ESTABLISHING a new landmark for any work of art sold at auction outside London, a family portrait by Francis Hayman (1708-1776) took £540,000 at John Nicholson’s Fernhurst salerooms last week.
The price betters the previous provincial high of £500,000 that was held jointly by two country auctioneers.
Further evidence of the trust vendors of major works of art now place in the smaller saleroom with the personal touch, the November 24 picture sale at the Sussex auctioneers included two significant 18th century English portraits – the Hayman conversation piece that depicts members of the Samuel Richardson family in an outdoor setting and a related Bath period Gainsborough.
Both, on the market for the first time, had been consigned by a gentleman who was a direct descendant of the sitters. His family were in the room to see them sell.
On the rostrum for the sale of these lots was David Ford, an independent valuer who was given the honour for his role in uncovering the two paintings during a routine insurance valuation.
Opening bidding for the Hayman at £50,000, Mr Ford quickly fielded bids from three phones up to £170,000, at which level a two-way telephonic volley ensued between Agnews on Phone One and Phone Two, widely thought to be fellow London picture dealer Richard Green.
The final bid, made by Agnews after a full five or six minutes of competition (occasionally at increments of just £5000), are thought to have set an auction high for the artist.
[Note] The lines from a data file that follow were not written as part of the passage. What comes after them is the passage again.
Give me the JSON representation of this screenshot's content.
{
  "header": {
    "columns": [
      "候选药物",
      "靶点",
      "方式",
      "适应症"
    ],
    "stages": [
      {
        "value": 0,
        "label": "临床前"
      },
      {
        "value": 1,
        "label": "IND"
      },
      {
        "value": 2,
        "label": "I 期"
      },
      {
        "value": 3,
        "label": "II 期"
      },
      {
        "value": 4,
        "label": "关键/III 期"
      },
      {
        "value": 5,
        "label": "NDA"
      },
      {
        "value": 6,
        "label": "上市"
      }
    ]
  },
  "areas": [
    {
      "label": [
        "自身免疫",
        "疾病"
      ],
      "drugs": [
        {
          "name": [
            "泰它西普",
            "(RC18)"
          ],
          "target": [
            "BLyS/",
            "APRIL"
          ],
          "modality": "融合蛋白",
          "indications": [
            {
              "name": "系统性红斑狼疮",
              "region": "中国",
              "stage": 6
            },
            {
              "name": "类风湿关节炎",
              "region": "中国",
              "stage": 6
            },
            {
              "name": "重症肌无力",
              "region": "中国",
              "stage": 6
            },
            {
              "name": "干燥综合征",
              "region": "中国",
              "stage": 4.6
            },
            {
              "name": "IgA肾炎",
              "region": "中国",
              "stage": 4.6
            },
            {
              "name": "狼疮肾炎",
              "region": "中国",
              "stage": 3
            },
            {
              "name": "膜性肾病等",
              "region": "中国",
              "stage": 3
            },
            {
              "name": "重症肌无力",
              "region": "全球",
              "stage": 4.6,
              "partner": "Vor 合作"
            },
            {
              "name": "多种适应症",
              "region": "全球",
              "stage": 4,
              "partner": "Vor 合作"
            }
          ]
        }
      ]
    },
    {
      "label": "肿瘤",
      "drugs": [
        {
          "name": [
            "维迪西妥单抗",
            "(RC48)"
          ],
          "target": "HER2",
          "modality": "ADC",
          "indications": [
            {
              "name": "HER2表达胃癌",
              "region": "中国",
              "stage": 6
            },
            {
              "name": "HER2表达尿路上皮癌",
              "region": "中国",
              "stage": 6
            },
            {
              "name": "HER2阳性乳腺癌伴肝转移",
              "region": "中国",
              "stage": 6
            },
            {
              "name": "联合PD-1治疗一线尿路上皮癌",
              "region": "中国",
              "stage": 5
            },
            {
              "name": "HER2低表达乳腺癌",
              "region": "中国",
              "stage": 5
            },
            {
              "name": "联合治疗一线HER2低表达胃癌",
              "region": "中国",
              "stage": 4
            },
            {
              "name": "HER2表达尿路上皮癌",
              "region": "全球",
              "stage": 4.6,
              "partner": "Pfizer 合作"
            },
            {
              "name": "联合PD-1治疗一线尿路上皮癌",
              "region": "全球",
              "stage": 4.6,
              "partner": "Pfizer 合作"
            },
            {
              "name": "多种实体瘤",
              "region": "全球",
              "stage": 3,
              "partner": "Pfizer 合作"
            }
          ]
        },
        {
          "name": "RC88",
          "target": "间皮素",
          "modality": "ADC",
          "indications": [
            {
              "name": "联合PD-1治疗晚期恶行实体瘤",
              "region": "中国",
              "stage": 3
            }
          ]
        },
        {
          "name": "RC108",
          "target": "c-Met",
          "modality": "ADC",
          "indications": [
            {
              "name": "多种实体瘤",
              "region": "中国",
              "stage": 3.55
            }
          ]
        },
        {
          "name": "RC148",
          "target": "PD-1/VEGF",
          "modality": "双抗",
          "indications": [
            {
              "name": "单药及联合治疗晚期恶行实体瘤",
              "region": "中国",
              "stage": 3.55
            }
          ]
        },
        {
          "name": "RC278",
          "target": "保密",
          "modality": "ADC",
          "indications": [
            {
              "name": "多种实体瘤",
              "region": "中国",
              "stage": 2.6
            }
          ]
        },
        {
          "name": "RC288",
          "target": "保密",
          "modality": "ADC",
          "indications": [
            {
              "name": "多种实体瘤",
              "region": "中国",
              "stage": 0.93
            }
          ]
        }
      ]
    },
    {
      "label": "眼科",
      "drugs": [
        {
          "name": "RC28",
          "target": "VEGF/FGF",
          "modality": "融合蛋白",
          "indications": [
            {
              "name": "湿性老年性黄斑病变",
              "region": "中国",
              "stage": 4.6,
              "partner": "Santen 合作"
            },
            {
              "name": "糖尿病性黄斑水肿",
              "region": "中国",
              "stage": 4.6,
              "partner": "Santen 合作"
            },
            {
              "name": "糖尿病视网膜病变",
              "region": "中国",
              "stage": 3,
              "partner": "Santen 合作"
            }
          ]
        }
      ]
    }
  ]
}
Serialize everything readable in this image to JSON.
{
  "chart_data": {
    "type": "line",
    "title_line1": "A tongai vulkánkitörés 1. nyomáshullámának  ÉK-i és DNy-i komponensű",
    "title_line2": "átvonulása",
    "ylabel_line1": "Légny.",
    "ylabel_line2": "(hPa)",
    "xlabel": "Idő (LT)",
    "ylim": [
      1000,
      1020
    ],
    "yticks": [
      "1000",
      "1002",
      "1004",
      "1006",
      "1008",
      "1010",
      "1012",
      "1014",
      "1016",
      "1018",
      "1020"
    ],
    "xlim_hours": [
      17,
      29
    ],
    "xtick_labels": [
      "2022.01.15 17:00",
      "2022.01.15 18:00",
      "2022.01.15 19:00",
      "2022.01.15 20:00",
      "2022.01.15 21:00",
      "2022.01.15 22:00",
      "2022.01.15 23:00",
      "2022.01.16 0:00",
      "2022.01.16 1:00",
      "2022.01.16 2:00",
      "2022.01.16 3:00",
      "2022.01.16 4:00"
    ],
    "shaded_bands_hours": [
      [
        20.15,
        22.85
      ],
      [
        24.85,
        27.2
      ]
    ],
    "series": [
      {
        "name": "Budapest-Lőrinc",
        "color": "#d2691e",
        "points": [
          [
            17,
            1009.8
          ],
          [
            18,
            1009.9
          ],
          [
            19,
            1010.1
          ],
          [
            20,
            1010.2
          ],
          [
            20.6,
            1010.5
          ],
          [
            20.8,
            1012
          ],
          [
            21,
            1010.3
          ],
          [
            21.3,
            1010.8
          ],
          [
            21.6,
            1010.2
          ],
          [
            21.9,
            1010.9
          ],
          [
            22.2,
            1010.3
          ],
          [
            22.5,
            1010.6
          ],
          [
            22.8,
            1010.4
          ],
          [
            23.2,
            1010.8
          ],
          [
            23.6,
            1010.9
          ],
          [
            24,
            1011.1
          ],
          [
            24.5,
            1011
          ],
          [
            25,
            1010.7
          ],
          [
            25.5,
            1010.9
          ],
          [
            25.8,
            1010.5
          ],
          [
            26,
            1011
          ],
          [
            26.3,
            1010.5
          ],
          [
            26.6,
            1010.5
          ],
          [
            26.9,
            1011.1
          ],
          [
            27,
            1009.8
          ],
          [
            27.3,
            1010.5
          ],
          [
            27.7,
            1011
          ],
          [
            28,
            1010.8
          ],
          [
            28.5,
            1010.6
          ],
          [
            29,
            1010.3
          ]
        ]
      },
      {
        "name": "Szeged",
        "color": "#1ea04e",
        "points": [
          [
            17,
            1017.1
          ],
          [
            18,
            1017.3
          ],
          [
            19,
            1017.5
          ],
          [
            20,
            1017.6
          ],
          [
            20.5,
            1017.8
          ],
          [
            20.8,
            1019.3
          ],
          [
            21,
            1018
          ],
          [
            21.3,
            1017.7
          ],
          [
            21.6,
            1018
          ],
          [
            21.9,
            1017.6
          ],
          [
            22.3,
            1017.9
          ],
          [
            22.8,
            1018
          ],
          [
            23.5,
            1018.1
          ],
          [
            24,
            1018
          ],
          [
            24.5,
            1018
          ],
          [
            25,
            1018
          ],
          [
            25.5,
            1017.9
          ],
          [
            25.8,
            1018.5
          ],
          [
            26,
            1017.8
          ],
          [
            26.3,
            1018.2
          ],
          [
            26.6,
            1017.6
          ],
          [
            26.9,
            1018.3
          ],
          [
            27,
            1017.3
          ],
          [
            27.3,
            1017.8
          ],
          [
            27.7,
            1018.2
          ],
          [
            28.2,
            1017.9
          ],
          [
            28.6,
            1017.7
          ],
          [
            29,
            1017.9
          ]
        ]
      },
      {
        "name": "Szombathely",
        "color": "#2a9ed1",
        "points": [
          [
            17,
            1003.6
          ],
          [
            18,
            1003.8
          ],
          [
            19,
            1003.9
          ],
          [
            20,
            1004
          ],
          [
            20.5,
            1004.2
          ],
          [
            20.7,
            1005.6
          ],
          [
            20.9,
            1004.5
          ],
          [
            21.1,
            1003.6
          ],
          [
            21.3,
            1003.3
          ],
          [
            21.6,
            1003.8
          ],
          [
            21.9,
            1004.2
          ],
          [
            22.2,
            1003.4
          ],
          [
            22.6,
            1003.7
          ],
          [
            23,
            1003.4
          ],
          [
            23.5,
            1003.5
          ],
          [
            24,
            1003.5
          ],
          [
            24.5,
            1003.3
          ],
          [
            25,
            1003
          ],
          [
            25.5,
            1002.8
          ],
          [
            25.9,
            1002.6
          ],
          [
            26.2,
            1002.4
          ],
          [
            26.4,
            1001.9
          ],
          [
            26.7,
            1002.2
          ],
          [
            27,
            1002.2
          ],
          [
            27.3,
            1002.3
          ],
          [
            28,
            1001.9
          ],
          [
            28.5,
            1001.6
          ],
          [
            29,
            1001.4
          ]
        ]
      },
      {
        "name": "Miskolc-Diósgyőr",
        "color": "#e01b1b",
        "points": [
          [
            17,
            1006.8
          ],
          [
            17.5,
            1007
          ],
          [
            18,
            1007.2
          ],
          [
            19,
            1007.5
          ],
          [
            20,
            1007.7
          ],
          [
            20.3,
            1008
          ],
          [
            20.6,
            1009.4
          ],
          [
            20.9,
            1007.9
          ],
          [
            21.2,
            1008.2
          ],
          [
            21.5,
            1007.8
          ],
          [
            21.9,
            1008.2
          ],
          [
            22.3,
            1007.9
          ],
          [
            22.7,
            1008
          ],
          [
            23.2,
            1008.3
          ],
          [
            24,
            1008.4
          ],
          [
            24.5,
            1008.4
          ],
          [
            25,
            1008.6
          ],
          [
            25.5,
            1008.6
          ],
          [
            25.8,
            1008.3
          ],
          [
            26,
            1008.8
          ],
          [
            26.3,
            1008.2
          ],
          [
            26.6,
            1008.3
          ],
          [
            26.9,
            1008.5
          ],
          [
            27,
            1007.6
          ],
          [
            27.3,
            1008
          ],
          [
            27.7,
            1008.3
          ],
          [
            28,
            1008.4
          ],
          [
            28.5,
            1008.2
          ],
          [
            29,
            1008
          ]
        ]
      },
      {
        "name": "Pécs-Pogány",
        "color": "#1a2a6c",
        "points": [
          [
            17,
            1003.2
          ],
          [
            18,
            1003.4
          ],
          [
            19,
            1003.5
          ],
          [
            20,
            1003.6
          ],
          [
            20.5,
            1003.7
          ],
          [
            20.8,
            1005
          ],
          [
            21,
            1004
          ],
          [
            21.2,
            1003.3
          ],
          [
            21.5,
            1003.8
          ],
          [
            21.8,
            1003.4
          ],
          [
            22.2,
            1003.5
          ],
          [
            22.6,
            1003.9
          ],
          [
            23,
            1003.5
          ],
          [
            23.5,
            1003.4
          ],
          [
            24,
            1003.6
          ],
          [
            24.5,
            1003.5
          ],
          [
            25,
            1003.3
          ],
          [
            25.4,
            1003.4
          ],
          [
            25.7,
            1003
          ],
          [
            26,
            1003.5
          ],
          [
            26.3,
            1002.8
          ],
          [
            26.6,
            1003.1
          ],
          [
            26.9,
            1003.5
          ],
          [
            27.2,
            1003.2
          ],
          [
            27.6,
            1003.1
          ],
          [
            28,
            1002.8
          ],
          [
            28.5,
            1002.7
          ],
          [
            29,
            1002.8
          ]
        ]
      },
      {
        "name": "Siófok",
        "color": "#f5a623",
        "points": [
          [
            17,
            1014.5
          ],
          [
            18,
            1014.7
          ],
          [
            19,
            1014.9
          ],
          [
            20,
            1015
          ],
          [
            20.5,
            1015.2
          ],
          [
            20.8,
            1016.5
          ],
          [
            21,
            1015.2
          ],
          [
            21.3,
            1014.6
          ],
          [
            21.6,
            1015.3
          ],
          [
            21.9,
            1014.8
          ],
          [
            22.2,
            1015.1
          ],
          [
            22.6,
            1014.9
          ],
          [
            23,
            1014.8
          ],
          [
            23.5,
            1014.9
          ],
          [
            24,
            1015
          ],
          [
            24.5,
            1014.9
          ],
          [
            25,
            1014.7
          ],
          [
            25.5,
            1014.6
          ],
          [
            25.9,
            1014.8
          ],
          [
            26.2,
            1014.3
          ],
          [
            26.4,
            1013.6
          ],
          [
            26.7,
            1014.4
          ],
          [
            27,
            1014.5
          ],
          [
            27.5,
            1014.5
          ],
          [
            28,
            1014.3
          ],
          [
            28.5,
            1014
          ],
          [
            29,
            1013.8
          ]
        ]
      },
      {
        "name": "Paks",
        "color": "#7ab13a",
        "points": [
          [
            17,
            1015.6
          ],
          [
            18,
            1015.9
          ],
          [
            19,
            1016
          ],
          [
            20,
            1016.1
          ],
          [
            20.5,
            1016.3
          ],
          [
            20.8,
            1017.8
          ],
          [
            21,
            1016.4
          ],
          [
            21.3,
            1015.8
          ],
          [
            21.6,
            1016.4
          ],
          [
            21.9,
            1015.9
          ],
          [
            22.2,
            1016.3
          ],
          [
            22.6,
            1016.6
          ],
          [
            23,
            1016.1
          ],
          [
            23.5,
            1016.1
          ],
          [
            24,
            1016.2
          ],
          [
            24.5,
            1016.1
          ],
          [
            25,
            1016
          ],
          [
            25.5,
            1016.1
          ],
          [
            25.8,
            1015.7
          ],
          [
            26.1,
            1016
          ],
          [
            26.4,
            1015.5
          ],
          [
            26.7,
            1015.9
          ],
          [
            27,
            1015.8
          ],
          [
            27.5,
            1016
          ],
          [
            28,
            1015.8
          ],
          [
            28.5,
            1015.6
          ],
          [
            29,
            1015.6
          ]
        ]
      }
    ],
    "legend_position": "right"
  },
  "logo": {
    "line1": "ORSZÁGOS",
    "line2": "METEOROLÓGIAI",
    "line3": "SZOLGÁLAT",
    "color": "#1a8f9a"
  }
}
It also came as a welcome seal of approval from the top London trade in the most traditional of British pictures.
The Hayman, measuring 3ft 4in x 4ft 2in (1.02 x 1.27m), features Samuel Richardson, his wife, their four young children and his sister, all dressed in shimmering 18th century silks. The commission probably dates to c.1740, shortly after the publication of the author’s phenomenally successful cult novel Pamela; or Virtue Rewarded. The picture had been relined and conserved in the late 19th century but had undergone no recent restoration.
The new record of £540,000 (plus 15 per cent plus buyer’s premium) exceeds the £500,000 landmark achieved by two salerooms in the past decade: at Finan & Co. of Mere, Wiltshire for a previously unrecorded and complete set of four near contemporary copies of the Negarestan murals, c.1815, in June this year and at Lacy Scott of Bury St Edmunds, Suffolk for a pair of Sèvres vases in 1999. Now knocked out of the Antiques Trade Gazette’s top five provincial lots is a previous record-holder, the William Logsdail (1859-1944) painting, The Bank & Royal Exchange, sold by Hy. Duke of Dorchester in July 1998 for £420,000.
The Gainsborough three-quarter length portrait depicted the surgeon Dr Philip Ditcher (husband of Samuel Richardson’s eldest daughter Mary) wearing a plum-coloured frock coat, and was sold together with a letter from the artist relating the commission dated July 31 1779.
This freely painted, but less obviously commercial subject, measuring 4ft 2in x 3ft 4in (1.27 x 1.02m), sold for £185,000 to a buyer who requested anonymity.